Testify in court about investigative and analytical methods and findings.
Keep records and prepare reports detailing findings, investigative methods, and laboratory techniques.
Interpret laboratory findings and test results in order to identify and classify substances, materials, and other evidence collected at crime scenes.
Operate and maintain laboratory equipment and apparatus.
Prepare solutions, reagents, and sample formulations needed for laboratory work.
Analyze and classify biological fluids using DNA typing or serological techniques.
Collect evidence from crime scenes, storing it in conditions that preserve its integrity.
Identify and quantify drugs and poisons found in biological fluids and tissues, in foods, and at crime scenes.
Analyze handwritten and machine-produced textual evidence to decipher altered or obliterated text or to determine authorship, age, and/or source.
Reconstruct crime scenes in order to determine relationships among pieces of evidence.

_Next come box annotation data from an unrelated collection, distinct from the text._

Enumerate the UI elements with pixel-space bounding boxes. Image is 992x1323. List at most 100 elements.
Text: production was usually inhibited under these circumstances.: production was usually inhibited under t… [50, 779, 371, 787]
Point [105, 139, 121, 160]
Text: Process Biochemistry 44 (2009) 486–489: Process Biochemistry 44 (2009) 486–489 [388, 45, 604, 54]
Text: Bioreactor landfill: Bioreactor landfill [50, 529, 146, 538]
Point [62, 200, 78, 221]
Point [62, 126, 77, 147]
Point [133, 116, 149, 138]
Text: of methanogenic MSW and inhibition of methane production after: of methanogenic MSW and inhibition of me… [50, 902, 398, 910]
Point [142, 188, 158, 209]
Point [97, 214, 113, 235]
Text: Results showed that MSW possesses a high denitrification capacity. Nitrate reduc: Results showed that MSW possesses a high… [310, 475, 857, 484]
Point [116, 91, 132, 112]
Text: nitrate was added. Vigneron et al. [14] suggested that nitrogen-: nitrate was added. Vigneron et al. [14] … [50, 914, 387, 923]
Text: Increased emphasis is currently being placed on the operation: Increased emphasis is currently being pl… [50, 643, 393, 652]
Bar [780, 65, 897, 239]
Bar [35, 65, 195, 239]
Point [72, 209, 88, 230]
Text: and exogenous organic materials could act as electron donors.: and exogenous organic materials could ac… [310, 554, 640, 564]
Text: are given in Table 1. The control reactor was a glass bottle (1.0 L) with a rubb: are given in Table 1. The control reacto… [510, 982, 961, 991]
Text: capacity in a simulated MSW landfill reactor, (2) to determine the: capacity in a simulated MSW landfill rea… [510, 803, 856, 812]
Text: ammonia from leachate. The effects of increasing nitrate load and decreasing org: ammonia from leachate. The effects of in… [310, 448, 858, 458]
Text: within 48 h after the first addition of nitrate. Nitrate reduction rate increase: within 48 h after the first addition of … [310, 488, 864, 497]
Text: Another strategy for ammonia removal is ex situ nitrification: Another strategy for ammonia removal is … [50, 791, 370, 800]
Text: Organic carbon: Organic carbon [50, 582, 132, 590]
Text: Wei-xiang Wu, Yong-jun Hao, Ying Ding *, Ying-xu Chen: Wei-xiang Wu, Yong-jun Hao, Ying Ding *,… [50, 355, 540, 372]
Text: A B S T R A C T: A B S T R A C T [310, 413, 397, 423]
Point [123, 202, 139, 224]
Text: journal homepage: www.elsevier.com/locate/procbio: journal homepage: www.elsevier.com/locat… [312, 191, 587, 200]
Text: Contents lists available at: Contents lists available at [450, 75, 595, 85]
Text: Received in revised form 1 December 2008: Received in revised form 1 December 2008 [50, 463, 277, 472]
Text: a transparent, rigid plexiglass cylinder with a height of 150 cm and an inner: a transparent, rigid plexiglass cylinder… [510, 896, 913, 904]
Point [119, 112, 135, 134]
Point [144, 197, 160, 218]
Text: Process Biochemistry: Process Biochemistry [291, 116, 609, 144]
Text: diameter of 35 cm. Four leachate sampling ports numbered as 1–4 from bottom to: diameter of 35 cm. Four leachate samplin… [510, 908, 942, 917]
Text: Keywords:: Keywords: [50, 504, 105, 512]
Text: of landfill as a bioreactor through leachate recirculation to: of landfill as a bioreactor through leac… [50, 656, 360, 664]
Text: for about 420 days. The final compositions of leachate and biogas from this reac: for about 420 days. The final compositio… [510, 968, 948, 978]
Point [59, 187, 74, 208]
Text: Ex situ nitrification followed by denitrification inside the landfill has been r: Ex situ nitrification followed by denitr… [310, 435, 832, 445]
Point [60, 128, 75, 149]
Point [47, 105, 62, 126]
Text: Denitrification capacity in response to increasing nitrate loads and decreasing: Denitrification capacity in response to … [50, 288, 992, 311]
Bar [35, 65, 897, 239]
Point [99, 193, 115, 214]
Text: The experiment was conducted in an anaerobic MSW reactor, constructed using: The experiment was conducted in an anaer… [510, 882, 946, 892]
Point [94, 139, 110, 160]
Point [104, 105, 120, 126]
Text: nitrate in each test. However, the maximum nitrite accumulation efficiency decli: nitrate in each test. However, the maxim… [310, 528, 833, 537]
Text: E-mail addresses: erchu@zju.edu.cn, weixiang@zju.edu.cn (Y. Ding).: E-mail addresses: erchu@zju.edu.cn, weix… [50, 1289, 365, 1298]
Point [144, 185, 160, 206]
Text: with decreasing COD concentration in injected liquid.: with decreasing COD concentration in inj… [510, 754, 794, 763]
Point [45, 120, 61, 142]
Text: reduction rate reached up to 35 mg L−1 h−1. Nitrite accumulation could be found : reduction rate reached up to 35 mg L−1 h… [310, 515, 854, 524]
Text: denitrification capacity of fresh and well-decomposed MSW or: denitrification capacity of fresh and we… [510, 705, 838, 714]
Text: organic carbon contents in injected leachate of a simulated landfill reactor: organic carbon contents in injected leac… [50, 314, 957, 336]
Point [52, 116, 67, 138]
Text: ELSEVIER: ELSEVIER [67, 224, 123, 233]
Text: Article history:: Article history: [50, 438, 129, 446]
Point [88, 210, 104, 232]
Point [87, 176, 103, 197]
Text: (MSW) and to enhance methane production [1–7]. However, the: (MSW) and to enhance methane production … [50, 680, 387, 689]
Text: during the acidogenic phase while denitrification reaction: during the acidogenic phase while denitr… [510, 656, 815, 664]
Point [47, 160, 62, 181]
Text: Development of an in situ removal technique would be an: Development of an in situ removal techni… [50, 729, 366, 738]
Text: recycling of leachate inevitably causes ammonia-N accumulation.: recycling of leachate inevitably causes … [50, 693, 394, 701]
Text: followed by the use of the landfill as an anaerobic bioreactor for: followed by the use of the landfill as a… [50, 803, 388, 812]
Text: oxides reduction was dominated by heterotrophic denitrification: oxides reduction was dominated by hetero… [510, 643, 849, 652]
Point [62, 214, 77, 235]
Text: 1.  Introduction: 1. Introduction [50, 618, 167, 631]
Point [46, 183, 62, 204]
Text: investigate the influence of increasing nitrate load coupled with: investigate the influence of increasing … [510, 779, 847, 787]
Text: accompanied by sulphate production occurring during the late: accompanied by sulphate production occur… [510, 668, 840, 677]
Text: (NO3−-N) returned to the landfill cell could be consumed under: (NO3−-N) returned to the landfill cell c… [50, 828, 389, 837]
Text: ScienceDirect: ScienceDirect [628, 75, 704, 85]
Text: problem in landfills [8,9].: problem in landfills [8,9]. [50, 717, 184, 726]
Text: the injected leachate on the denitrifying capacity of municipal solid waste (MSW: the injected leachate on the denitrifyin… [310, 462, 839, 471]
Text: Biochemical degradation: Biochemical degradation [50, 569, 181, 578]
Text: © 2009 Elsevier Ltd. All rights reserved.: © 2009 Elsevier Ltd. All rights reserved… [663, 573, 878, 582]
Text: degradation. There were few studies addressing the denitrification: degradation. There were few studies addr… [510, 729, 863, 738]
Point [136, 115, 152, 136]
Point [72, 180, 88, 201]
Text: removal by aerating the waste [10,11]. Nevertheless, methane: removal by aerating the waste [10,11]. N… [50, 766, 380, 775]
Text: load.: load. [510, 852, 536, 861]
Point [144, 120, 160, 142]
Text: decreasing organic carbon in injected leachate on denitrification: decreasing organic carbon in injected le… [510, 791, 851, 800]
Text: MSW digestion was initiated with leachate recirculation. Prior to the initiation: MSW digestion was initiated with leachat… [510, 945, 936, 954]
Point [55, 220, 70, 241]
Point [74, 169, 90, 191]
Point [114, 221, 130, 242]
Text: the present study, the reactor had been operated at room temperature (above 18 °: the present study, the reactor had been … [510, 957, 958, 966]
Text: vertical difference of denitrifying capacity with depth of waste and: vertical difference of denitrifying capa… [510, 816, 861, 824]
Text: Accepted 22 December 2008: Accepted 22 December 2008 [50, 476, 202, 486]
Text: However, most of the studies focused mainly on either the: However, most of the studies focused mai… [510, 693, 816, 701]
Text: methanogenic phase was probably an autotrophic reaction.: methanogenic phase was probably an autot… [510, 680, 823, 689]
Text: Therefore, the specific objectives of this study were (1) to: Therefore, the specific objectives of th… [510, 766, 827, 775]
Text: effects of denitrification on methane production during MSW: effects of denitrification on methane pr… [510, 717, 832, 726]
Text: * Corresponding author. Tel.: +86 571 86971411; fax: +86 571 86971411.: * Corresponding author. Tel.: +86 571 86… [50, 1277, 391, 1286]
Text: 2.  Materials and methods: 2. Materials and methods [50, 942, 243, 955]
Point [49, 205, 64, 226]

Examine DNA samples to determine if they match other samples.
Collect impressions of dust from surfaces in order to obtain and identify fingerprints.
Analyze gunshot residue and bullet paths in order to determine how shootings occurred.
Visit morgues, examine scenes of crimes, or contact other sources in order to obtain evidence or information to be used in investigations.
Examine physical evidence such as hair, fiber, wood or soil residues in order to obtain information about its source and composition.